Why mechanical testing is just as important as electronic

Why mechanical testing is just as important as electronic

In opinion of Feather Diesel, many garages continue to fail when diagnosing faults because they’re not mechanically testing the systems they’re investigating.

Although electronic test equipment (especially a fault code scan tool) is often an essential part of the investigation and repair process, this needs to be used alongside mechanical devices when testing pressure pump functions and back leakage, for example, if the technician wants to get an accurate appraisal.

Common example
Generic fuel pressure OBD-II diagnostic trouble code (DTC) P0089 is a prime example.

It’s easy to assume that this code being flagged is due to a faulty high pressure common rail pump control valve.

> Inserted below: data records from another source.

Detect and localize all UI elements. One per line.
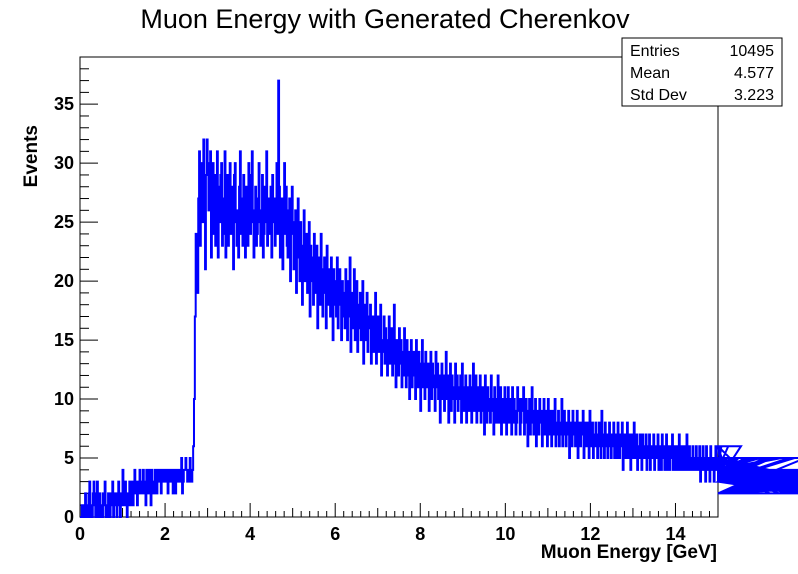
y-axis-ticks: 0 5 10 15 20 25 30 35 [54,56,98,527]
stats-entries-label: Entries [630,43,680,60]
x-tick-label: 6 [330,524,340,544]
stats-mean-value: 4.577 [734,65,774,82]
x-tick-label: 14 [665,524,685,544]
x-tick-label: 0 [75,524,85,544]
y-tick-label: 30 [54,153,74,173]
stats-entries-value: 10495 [730,43,775,60]
x-tick-label: 12 [580,524,600,544]
y-tick-label: 0 [64,507,74,527]
y-tick-label: 15 [54,330,74,350]
chart-title: Muon Energy with Generated Cherenkov [140,4,630,34]
histogram-series-line [80,79,798,518]
stats-box: Entries 10495 Mean 4.577 Std Dev 3.223 [621,37,783,107]
x-axis-label: Muon Energy [GeV] [541,542,717,563]
x-axis-ticks: 0 2 4 6 8 10 12 14 [75,503,719,544]
y-tick-label: 10 [54,389,74,409]
y-tick-label: 20 [54,271,74,291]
stats-stddev-label: Std Dev [630,87,687,104]
x-tick-label: 8 [415,524,425,544]
stats-stddev-value: 3.223 [734,87,774,104]
x-tick-label: 2 [160,524,170,544]
y-tick-label: 5 [64,448,74,468]
y-axis-label: Events [21,125,42,187]
x-tick-label: 4 [245,524,255,544]
y-tick-label: 25 [54,212,74,232]
stats-box-frame [621,37,783,107]
y-tick-label: 35 [54,94,74,114]
stats-mean-label: Mean [630,65,670,82]
x-tick-label: 10 [495,524,515,544]
plot-frame [79,56,719,518]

In reality there are many other problems that can trigger this fault code, so without mechanically testing or checking the vehicle, a simple code read can then lead to a misdiagnosis.

Other possible causes of P0089 include air ingress to diesel fuel supply, a partially blocked fuel filter, a sticking pressure relief valve, high injector leak back or wiring issues.

To understand how these faults trigger P0089, the technician requires an understanding of the more complex fuel systems on modern diesel engines. Any unexpected issues in the closed loop system can cause fault codes to be generated.

Common rail systems comprise an accumulator – the common rail – a high pressure pump and electronically controlled injectors. The pump develops high pressure, irrespective of engine speed. Diverting fuel into the accumulator rail raises pressure, whilst dumping fuel down the return line reduces it.

Working pressure
The ECU controls that process via a rail pressure sensor and a high speed diverter valve, to attain any working pressure between zero and maximum, simply by filling or emptying the rail.

So, ingress of air can cause pressure under or overshoots, a blocked fuel filter can delay the pressure rise, a leaking relief valve can limit pressure level, sticking control valves might alter pressures either way and injectors leaking internally under load could lead to pressure drops.

All of these can easily trigger our P0089 fault code.